Obama Asked to Mention Persecution in Address to Islamic World
The Christian Post reports that a persecution watchdog is petitioning President Obama to remember religious freedom as he addresses the Muslim world from Cairo University Thursday. “Those who convert from Islam to Christianity likely face isolation, interrogation, arrest, torture, kidnapping and even death for their faith in Jesus Christ,” said Open Doors USA president/CEO Carl Moeller, pointing to countries like Iran, Saudi Arabia and Somalia. “However, it is legal for a Christian to convert to Islam." Although North Korea tops the group's watch list, seven out of the top 10 countries are nations where Islam is the dominant religion. Even Egypt, where Obama will speak, relegates Christians to lower levels of society and imposes harsh penalties for Muslims who convert.

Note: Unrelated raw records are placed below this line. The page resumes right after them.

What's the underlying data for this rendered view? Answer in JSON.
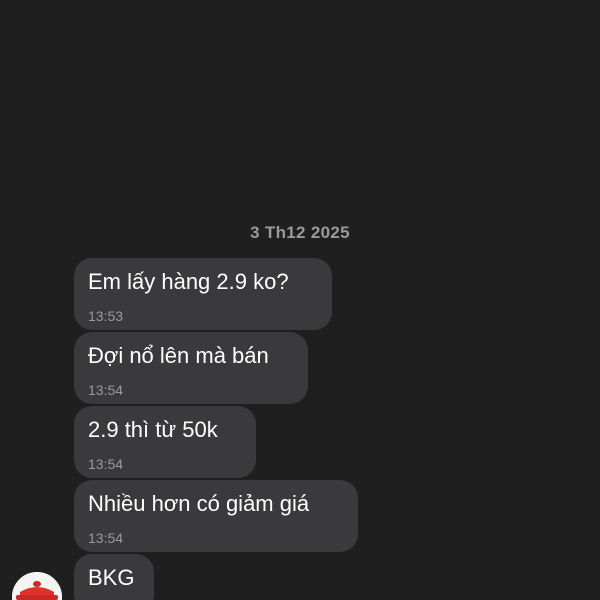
{
  "conversation": {
    "date_separator": "3 Th12 2025",
    "messages": [
      {
        "text": "Em lấy hàng 2.9 ko?",
        "time": "13:53"
      },
      {
        "text": "Đợi nổ lên mà bán",
        "time": "13:54"
      },
      {
        "text": "2.9 thì từ 50k",
        "time": "13:54"
      },
      {
        "text": "Nhiều hơn có giảm giá",
        "time": "13:54"
      },
      {
        "text": "BKG",
        "time": ""
      }
    ]
  },
  "sender": {
    "avatar_icon": "red-pot-avatar-icon"
  },
  "colors": {
    "background": "#1f1f1f",
    "bubble": "#3a3a3c",
    "text": "#ffffff",
    "meta": "#9a9a9a",
    "avatar_accent": "#e0302a"
  }
}
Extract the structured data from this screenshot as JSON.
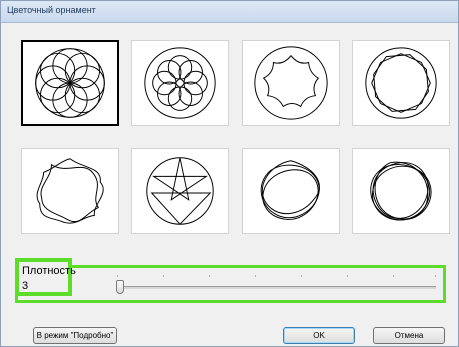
{
  "window": {
    "title": "Цветочный орнамент"
  },
  "patterns": [
    {
      "name": "rose-circles",
      "selected": true
    },
    {
      "name": "loop-flower"
    },
    {
      "name": "scalloped-flower"
    },
    {
      "name": "octagon-star"
    },
    {
      "name": "wave-star"
    },
    {
      "name": "spike-star"
    },
    {
      "name": "loop-star"
    },
    {
      "name": "dense-loop-star"
    }
  ],
  "density": {
    "label": "Плотность",
    "value": "3"
  },
  "buttons": {
    "detail_mode": "В режим \"Подробно\"",
    "ok": "OK",
    "cancel": "Отмена"
  }
}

China Aid President Remembers Tiananmen Square
Mission News Network reports that, as Bob Fu of China Aid remembers the Tiananmen Square massacre, the event sparked disillusionment that spread the Gospel further into China. "I was a junior in my college years in 1989," he said. "And of course I was very, very disappointed -- shocked -- when we learned that the Chinese People's Army shot its own people... But during that time I came to the Lord and was born again. So that's the direct result of that bloody massacre." China officially acknowledges 200-300 deaths in the June 4, 1989, massacre. Outside sources, however, estimate that 2,000-3,000 peaceful demonstrators were killed outright, and more than 10,000 people were eventually executed for their involvement. Fu says that persecution ultimately brought thousands of Chinese intellectuals to the knowledge of Christ.

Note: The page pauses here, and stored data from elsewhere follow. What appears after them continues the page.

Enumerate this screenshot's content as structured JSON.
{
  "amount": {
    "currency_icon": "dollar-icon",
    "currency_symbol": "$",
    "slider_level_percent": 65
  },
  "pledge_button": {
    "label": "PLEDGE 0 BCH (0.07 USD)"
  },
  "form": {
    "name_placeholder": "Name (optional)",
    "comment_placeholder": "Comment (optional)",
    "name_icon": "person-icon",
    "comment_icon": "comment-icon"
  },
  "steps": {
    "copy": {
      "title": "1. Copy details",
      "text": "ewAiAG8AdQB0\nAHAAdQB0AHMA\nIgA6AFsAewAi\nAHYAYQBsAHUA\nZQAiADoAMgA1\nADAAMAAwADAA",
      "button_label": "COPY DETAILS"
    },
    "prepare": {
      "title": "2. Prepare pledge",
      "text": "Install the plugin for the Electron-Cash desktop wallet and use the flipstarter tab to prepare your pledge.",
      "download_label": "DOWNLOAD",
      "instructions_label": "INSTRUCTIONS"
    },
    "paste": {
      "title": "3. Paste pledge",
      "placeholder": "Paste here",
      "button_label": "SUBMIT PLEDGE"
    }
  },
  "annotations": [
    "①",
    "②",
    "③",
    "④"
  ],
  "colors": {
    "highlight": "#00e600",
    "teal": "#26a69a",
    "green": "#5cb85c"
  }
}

Malaysia Christians Still Banned from Using 'Allah'
Christian Today reports that a Catholic newspaper in Malaysia has lost its latest appeal to use "Allah" as a translation for "God." The Herald had previous permission revoked on February 26 because the newspaper could be picked up by Muslims, leading to potential confusion, the court then said. The Herald may not use the word until court renders its decision July 7. “We had asked them to lift the ban so that we can use the word until the court decides. We are innocent until proven guilty, so why shouldn’t we use it,” said the Rev Father Lawrence Andrew, who edits the Catholic weekly. “The court is going to hear our case on July 7 so that’s an opening in the dark tunnel.” Under one religion law in Malaysia, it is an offense for non-Muslims to use the word "Allah" to refer to another God.